こんな夜遅くに女の子一人じゃ危ないだろう。柔らかく、だけど芯の通った声が降ってきて、私は振り返る。でも、ホラ、私ボーダー隊員ですし、強いですし。ちょっとだけ険しい表情の彼に対して、もごもごと言い訳を並べようとしたら、じっと諌めるようなまっすぐな瞳で見つめられ、私は二の句が継げなくなる。「君のことどうにかしてくれ、って何人かにも頼まれたぞ」彼はそう言って少しだけ呆れたように微笑んだ。それを聞いて、どうせ私は問題児ですよ、とか、そうやって他人に頼まれないと忍田さんは来てくれないんですかね、とか、そんな偏屈な考えばかりが顔を出して、あぁ、私はなんてコドモなのだろう。そのなかでも最も幼いのは、こんな私である限り忍田さんは私に構ってくれるんじゃないか、なんて考えてしまう愚かな自分だ。


「……叱られたいだけのやつにいちいち応えてやれるほど、私は優しくないぞ」


そんな自分の考えが読まれてるかのように、忍田さんが、少しだけ静かな口調でそう告げて、私はびくりと肩を震わせる。忍田さんに叱られたい、正直そう期待してしまっているのも事実だ。
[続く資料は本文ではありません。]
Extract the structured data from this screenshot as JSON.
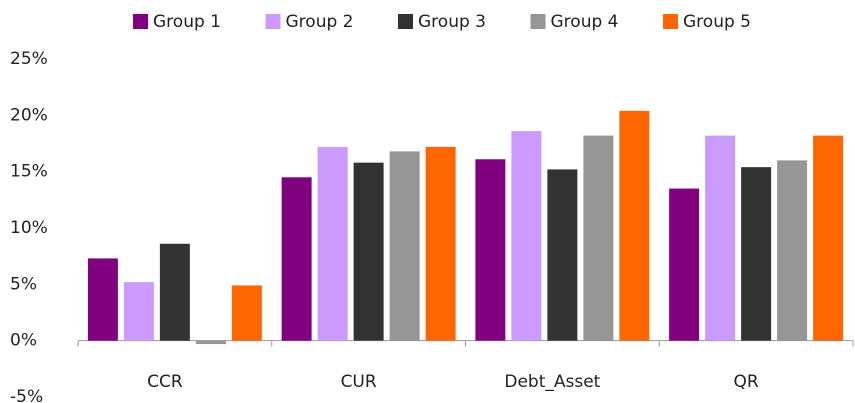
{
  "chart_data": {
    "type": "bar",
    "categories": [
      "CCR",
      "CUR",
      "Debt_Asset",
      "QR"
    ],
    "series": [
      {
        "name": "Group 1",
        "color": "#800080",
        "values": [
          7.3,
          14.5,
          16.1,
          13.5
        ]
      },
      {
        "name": "Group 2",
        "color": "#cc99ff",
        "values": [
          5.2,
          17.2,
          18.6,
          18.2
        ]
      },
      {
        "name": "Group 3",
        "color": "#333333",
        "values": [
          8.6,
          15.8,
          15.2,
          15.4
        ]
      },
      {
        "name": "Group 4",
        "color": "#969696",
        "values": [
          -0.3,
          16.8,
          18.2,
          16.0
        ]
      },
      {
        "name": "Group 5",
        "color": "#ff6600",
        "values": [
          4.9,
          17.2,
          20.4,
          18.2
        ]
      }
    ],
    "ylim": [
      -5,
      25
    ],
    "yticks": [
      {
        "value": -5,
        "label": "-5%"
      },
      {
        "value": 0,
        "label": "0%"
      },
      {
        "value": 5,
        "label": "5%"
      },
      {
        "value": 10,
        "label": "10%"
      },
      {
        "value": 15,
        "label": "15%"
      },
      {
        "value": 20,
        "label": "20%"
      },
      {
        "value": 25,
        "label": "25%"
      }
    ],
    "legend": "top",
    "grid": false
  }
}
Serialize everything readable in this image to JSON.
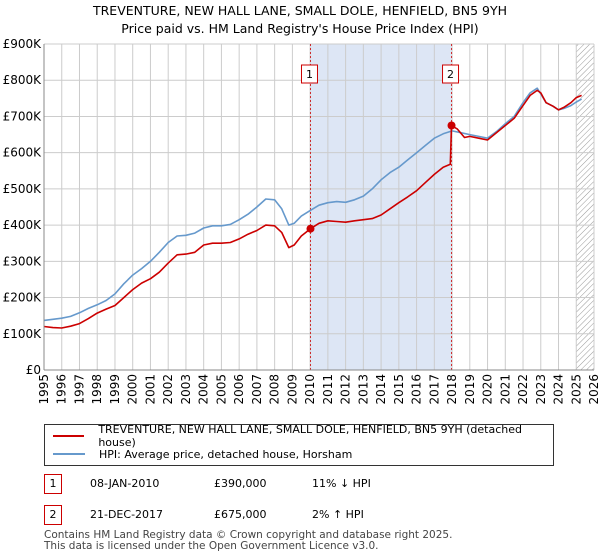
{
  "title_line1": "TREVENTURE, NEW HALL LANE, SMALL DOLE, HENFIELD, BN5 9YH",
  "title_line2": "Price paid vs. HM Land Registry's House Price Index (HPI)",
  "colors": {
    "property": "#cc0000",
    "hpi": "#6699cc",
    "shade": "#dde6f5",
    "marker": "#cc0000"
  },
  "legend": {
    "property_label": "TREVENTURE, NEW HALL LANE, SMALL DOLE, HENFIELD, BN5 9YH (detached house)",
    "hpi_label": "HPI: Average price, detached house, Horsham"
  },
  "transactions": [
    {
      "id": "1",
      "date": "08-JAN-2010",
      "price": "£390,000",
      "hpi_diff": "11% ↓ HPI"
    },
    {
      "id": "2",
      "date": "21-DEC-2017",
      "price": "£675,000",
      "hpi_diff": "2% ↑ HPI"
    }
  ],
  "footer": {
    "line1": "Contains HM Land Registry data © Crown copyright and database right 2025.",
    "line2": "This data is licensed under the Open Government Licence v3.0."
  },
  "chart_data": {
    "type": "line",
    "title": "TREVENTURE, NEW HALL LANE, SMALL DOLE, HENFIELD, BN5 9YH — Price paid vs. HM Land Registry's House Price Index (HPI)",
    "xlabel": "",
    "ylabel": "",
    "xlim": [
      1995,
      2026
    ],
    "ylim": [
      0,
      900000
    ],
    "x_ticks": [
      1995,
      1996,
      1997,
      1998,
      1999,
      2000,
      2001,
      2002,
      2003,
      2004,
      2005,
      2006,
      2007,
      2008,
      2009,
      2010,
      2011,
      2012,
      2013,
      2014,
      2015,
      2016,
      2017,
      2018,
      2019,
      2020,
      2021,
      2022,
      2023,
      2024,
      2025,
      2026
    ],
    "y_ticks": [
      0,
      100000,
      200000,
      300000,
      400000,
      500000,
      600000,
      700000,
      800000,
      900000
    ],
    "y_tick_labels": [
      "£0",
      "£100K",
      "£200K",
      "£300K",
      "£400K",
      "£500K",
      "£600K",
      "£700K",
      "£800K",
      "£900K"
    ],
    "grid": true,
    "shaded_ranges": [
      [
        2010.02,
        2017.97
      ]
    ],
    "hatched_from": 2025.0,
    "series": [
      {
        "name": "TREVENTURE, NEW HALL LANE, SMALL DOLE, HENFIELD, BN5 9YH (detached house)",
        "x": [
          1995,
          1995.5,
          1996,
          1996.5,
          1997,
          1997.5,
          1998,
          1998.5,
          1999,
          1999.5,
          2000,
          2000.5,
          2001,
          2001.5,
          2002,
          2002.5,
          2003,
          2003.5,
          2004,
          2004.5,
          2005,
          2005.5,
          2006,
          2006.5,
          2007,
          2007.5,
          2008,
          2008.4,
          2008.8,
          2009.1,
          2009.5,
          2010.02,
          2010.5,
          2011,
          2011.5,
          2012,
          2012.5,
          2013,
          2013.5,
          2014,
          2014.5,
          2015,
          2015.5,
          2016,
          2016.5,
          2017,
          2017.5,
          2017.9,
          2017.97,
          2018.3,
          2018.7,
          2019,
          2019.5,
          2020,
          2020.5,
          2021,
          2021.5,
          2022,
          2022.4,
          2022.8,
          2023,
          2023.3,
          2023.7,
          2024,
          2024.3,
          2024.7,
          2025,
          2025.3
        ],
        "values": [
          120000,
          117000,
          116000,
          121000,
          128000,
          142000,
          157000,
          168000,
          178000,
          200000,
          222000,
          240000,
          252000,
          270000,
          295000,
          318000,
          320000,
          325000,
          345000,
          350000,
          350000,
          352000,
          362000,
          375000,
          385000,
          400000,
          398000,
          380000,
          338000,
          345000,
          370000,
          390000,
          405000,
          412000,
          410000,
          408000,
          412000,
          415000,
          418000,
          428000,
          445000,
          462000,
          478000,
          495000,
          518000,
          540000,
          560000,
          568000,
          675000,
          665000,
          642000,
          645000,
          640000,
          635000,
          655000,
          675000,
          695000,
          730000,
          758000,
          772000,
          765000,
          738000,
          728000,
          718000,
          725000,
          738000,
          752000,
          758000
        ]
      },
      {
        "name": "HPI: Average price, detached house, Horsham",
        "x": [
          1995,
          1995.5,
          1996,
          1996.5,
          1997,
          1997.5,
          1998,
          1998.5,
          1999,
          1999.5,
          2000,
          2000.5,
          2001,
          2001.5,
          2002,
          2002.5,
          2003,
          2003.5,
          2004,
          2004.5,
          2005,
          2005.5,
          2006,
          2006.5,
          2007,
          2007.5,
          2008,
          2008.4,
          2008.8,
          2009.1,
          2009.5,
          2010,
          2010.5,
          2011,
          2011.5,
          2012,
          2012.5,
          2013,
          2013.5,
          2014,
          2014.5,
          2015,
          2015.5,
          2016,
          2016.5,
          2017,
          2017.5,
          2018,
          2018.5,
          2019,
          2019.5,
          2020,
          2020.5,
          2021,
          2021.5,
          2022,
          2022.4,
          2022.8,
          2023,
          2023.3,
          2023.7,
          2024,
          2024.3,
          2024.7,
          2025,
          2025.3
        ],
        "values": [
          137000,
          140000,
          143000,
          148000,
          158000,
          170000,
          180000,
          192000,
          210000,
          238000,
          262000,
          280000,
          300000,
          325000,
          352000,
          370000,
          372000,
          378000,
          392000,
          398000,
          398000,
          402000,
          415000,
          430000,
          450000,
          472000,
          470000,
          445000,
          400000,
          405000,
          425000,
          440000,
          455000,
          462000,
          465000,
          463000,
          470000,
          480000,
          500000,
          525000,
          545000,
          560000,
          580000,
          600000,
          620000,
          640000,
          652000,
          660000,
          655000,
          650000,
          645000,
          640000,
          658000,
          680000,
          700000,
          738000,
          765000,
          778000,
          762000,
          738000,
          728000,
          718000,
          722000,
          730000,
          740000,
          748000
        ]
      }
    ],
    "markers": [
      {
        "label": "1",
        "x": 2010.02,
        "y": 390000
      },
      {
        "label": "2",
        "x": 2017.97,
        "y": 675000
      }
    ]
  }
}
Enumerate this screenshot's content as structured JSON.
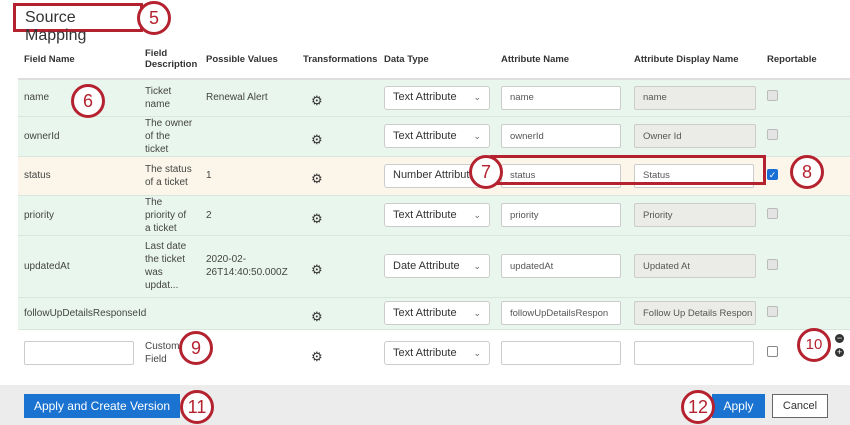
{
  "title": "Source Mapping",
  "callouts": [
    "5",
    "6",
    "7",
    "8",
    "9",
    "10",
    "11",
    "12"
  ],
  "columns": [
    "Field Name",
    "Field Description",
    "Possible Values",
    "Transformations",
    "Data Type",
    "Attribute Name",
    "Attribute Display Name",
    "Reportable"
  ],
  "rows": [
    {
      "field": "name",
      "desc": "Ticket name",
      "values": "Renewal Alert",
      "type": "Text Attribute",
      "attr": "name",
      "display": "name",
      "reportable": true,
      "disabled": true
    },
    {
      "field": "ownerId",
      "desc": "The owner of the ticket",
      "values": "",
      "type": "Text Attribute",
      "attr": "ownerId",
      "display": "Owner Id",
      "reportable": true,
      "disabled": true
    },
    {
      "field": "status",
      "desc": "The status of a ticket",
      "values": "1",
      "type": "Number Attribute",
      "attr": "status",
      "display": "Status",
      "reportable": true,
      "disabled": false
    },
    {
      "field": "priority",
      "desc": "The priority of a ticket",
      "values": "2",
      "type": "Text Attribute",
      "attr": "priority",
      "display": "Priority",
      "reportable": true,
      "disabled": true
    },
    {
      "field": "updatedAt",
      "desc": "Last date the ticket was updat...",
      "values": "2020-02-26T14:40:50.000Z",
      "type": "Date Attribute",
      "attr": "updatedAt",
      "display": "Updated At",
      "reportable": true,
      "disabled": true
    },
    {
      "field": "followUpDetailsResponseId",
      "desc": "",
      "values": "",
      "type": "Text Attribute",
      "attr": "followUpDetailsRespon",
      "display": "Follow Up Details Respon",
      "reportable": true,
      "disabled": true
    }
  ],
  "custom_row": {
    "field": "",
    "desc": "Custom Field",
    "type": "Text Attribute",
    "attr": "",
    "display": "",
    "reportable": false
  },
  "icons": {
    "transform": "gear-icon",
    "remove": "minus-circle-icon",
    "add": "plus-circle-icon"
  },
  "footer": {
    "apply_create": "Apply and Create Version",
    "apply": "Apply",
    "cancel": "Cancel"
  },
  "colors": {
    "accent": "#1a73d1",
    "callout": "#b5222f",
    "row_green": "#e9f6ed",
    "row_selected": "#fbf6e9"
  }
}
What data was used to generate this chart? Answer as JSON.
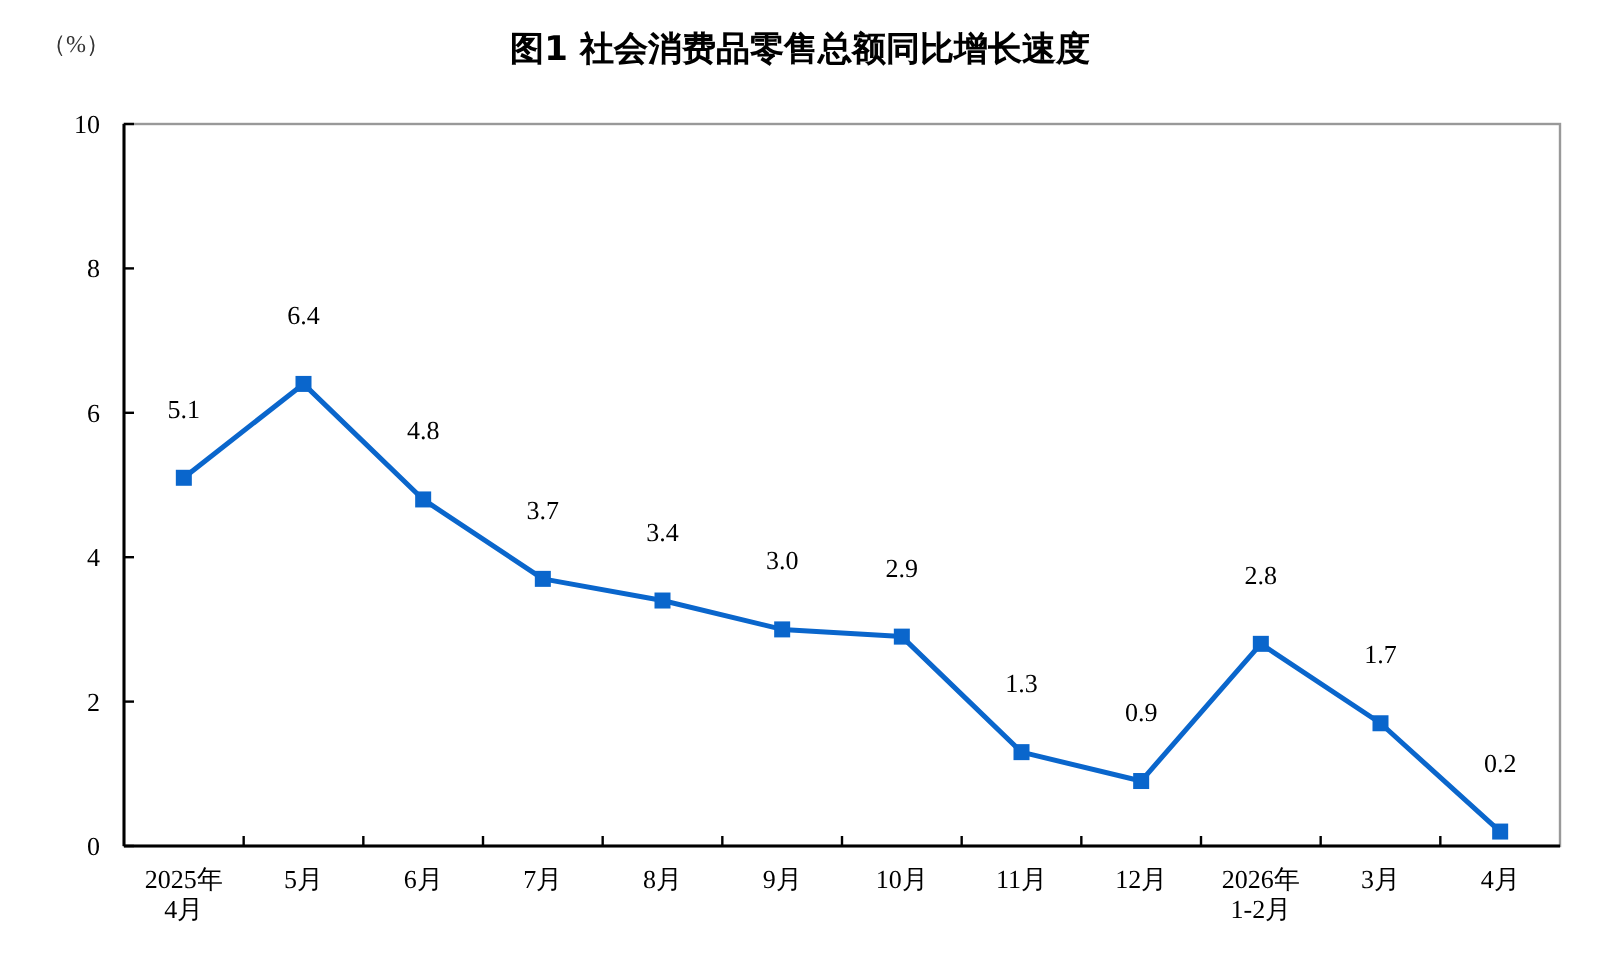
{
  "chart_data": {
    "type": "line",
    "title": "图1  社会消费品零售总额同比增长速度",
    "ylabel": "（%）",
    "categories": [
      "2025年\n4月",
      "5月",
      "6月",
      "7月",
      "8月",
      "9月",
      "10月",
      "11月",
      "12月",
      "2026年\n1-2月",
      "3月",
      "4月"
    ],
    "series": [
      {
        "color": "#0a66cc",
        "values": [
          5.1,
          6.4,
          4.8,
          3.7,
          3.4,
          3.0,
          2.9,
          1.3,
          0.9,
          2.8,
          1.7,
          0.2
        ],
        "value_labels": [
          "5.1",
          "6.4",
          "4.8",
          "3.7",
          "3.4",
          "3.0",
          "2.9",
          "1.3",
          "0.9",
          "2.8",
          "1.7",
          "0.2"
        ]
      }
    ],
    "ylim": [
      0,
      10
    ],
    "yticks": [
      0,
      2,
      4,
      6,
      8,
      10
    ],
    "grid": false,
    "marker": "square",
    "line_style": "solid"
  }
}
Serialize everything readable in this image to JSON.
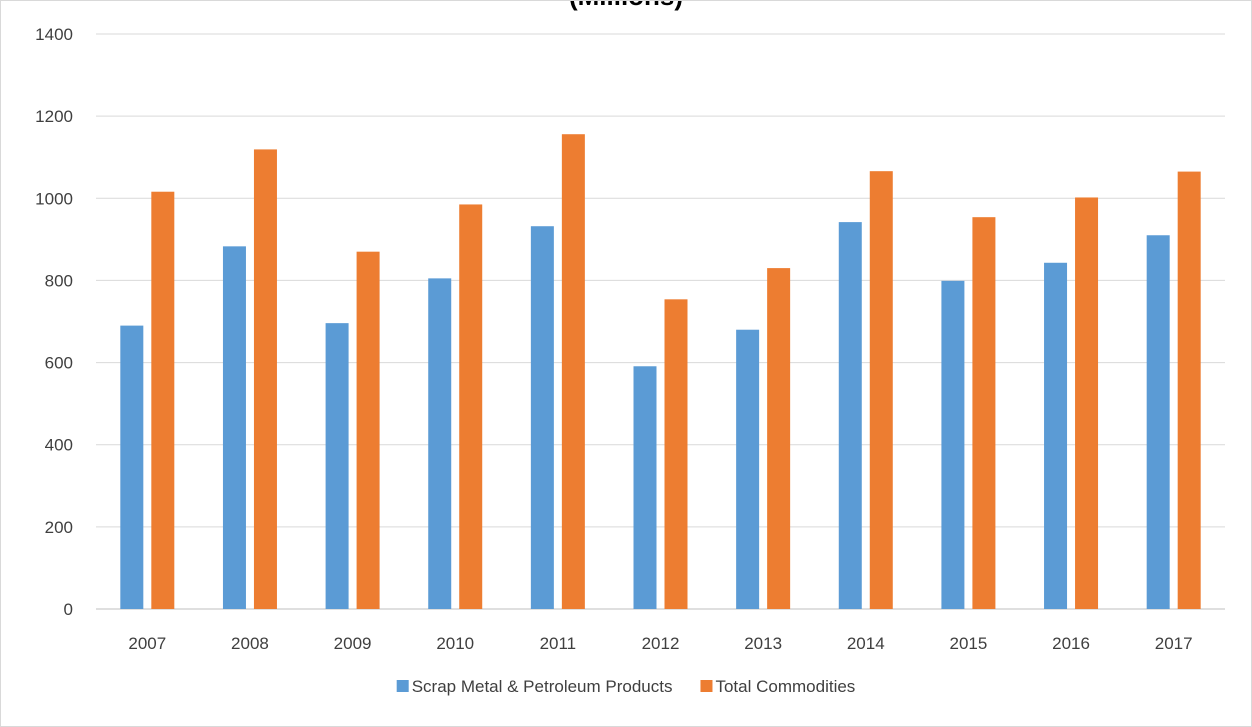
{
  "chart_data": {
    "type": "bar",
    "title": "(Millions)",
    "categories": [
      "2007",
      "2008",
      "2009",
      "2010",
      "2011",
      "2012",
      "2013",
      "2014",
      "2015",
      "2016",
      "2017"
    ],
    "series": [
      {
        "name": "Scrap Metal & Petroleum Products",
        "color": "#5b9bd5",
        "values": [
          690,
          883,
          696,
          805,
          932,
          591,
          680,
          942,
          799,
          843,
          910
        ]
      },
      {
        "name": "Total Commodities",
        "color": "#ed7d31",
        "values": [
          1016,
          1119,
          870,
          985,
          1156,
          754,
          830,
          1066,
          954,
          1002,
          1065
        ]
      }
    ],
    "xlabel": "",
    "ylabel": "",
    "ylim": [
      0,
      1400
    ],
    "yticks": [
      0,
      200,
      400,
      600,
      800,
      1000,
      1200,
      1400
    ],
    "grid": true,
    "legend_position": "bottom"
  }
}
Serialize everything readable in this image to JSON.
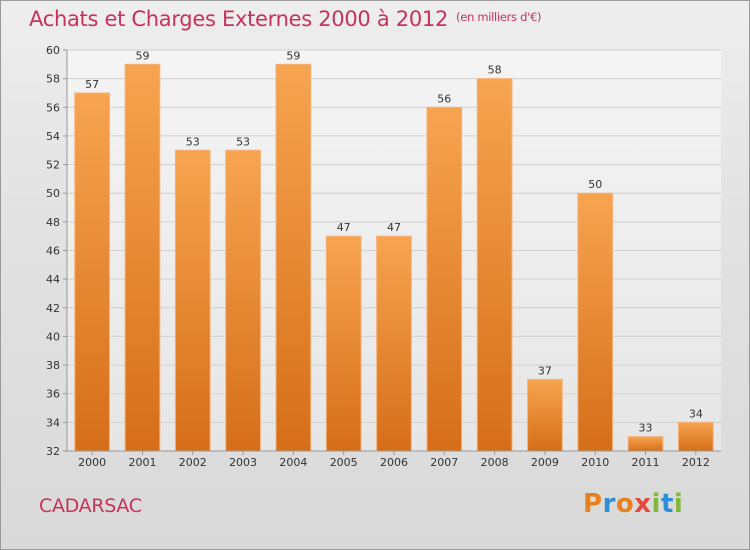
{
  "title": "Achats et Charges Externes 2000 à 2012",
  "unit_note": "(en milliers d'€)",
  "commune": "CADARSAC",
  "brand": "Proxiti",
  "brand_colors": [
    "#e8811c",
    "#2c8fd8",
    "#e8811c",
    "#e34a3c",
    "#7fb83a",
    "#2c8fd8",
    "#7fb83a"
  ],
  "chart_data": {
    "type": "bar",
    "categories": [
      "2000",
      "2001",
      "2002",
      "2003",
      "2004",
      "2005",
      "2006",
      "2007",
      "2008",
      "2009",
      "2010",
      "2011",
      "2012"
    ],
    "values": [
      57,
      59,
      53,
      53,
      59,
      47,
      47,
      56,
      58,
      37,
      50,
      33,
      34
    ],
    "ylim": [
      32,
      60
    ],
    "ytick_step": 2,
    "grid": true,
    "bar_color": "#f0923a"
  }
}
だけどそれ以上に、呆れられたくない、嫌われたくない、見切りをつけられたくない、というのが本心。そんな思いがぐるぐると頭をめぐり、でもなにを言っていいか分からず、思わず縋るように忍田さんの目を見ると、彼は、ふは、と突然吹き出して顔を背けてしまった。


「……え、忍田さん…?」
「 っふ、悪い、君がすごい顔をしていたものだから、つい。 はは、」


肩を震わせて笑う忍田さんを見て、彼の台詞がどこまで本気かは分からないにしろ、彼にからかわれたのであろうことに今更ながら気付く。「忍田さんは、意地悪ですね」拗ねたようにそう言うと、忍田さんは優しく目を細め、だけど少しだけ意地悪そうに唇に弧を描いて、その大きな掌で私の頭をゆるりと撫ぜた。「……いつまでも君の『お目付役』でいたいわけではないからな」髪に触れられた状態のままそう告げられ、どういう意味か聞き返そうと目線を上げたところでぱっとその手は離れて行ってしまった。私だって、叱られたいだけじゃない、そうじゃなくて、もっと。今はまだ言えないけど、いつかそう正直に伝えてもいいですか、忍田さん。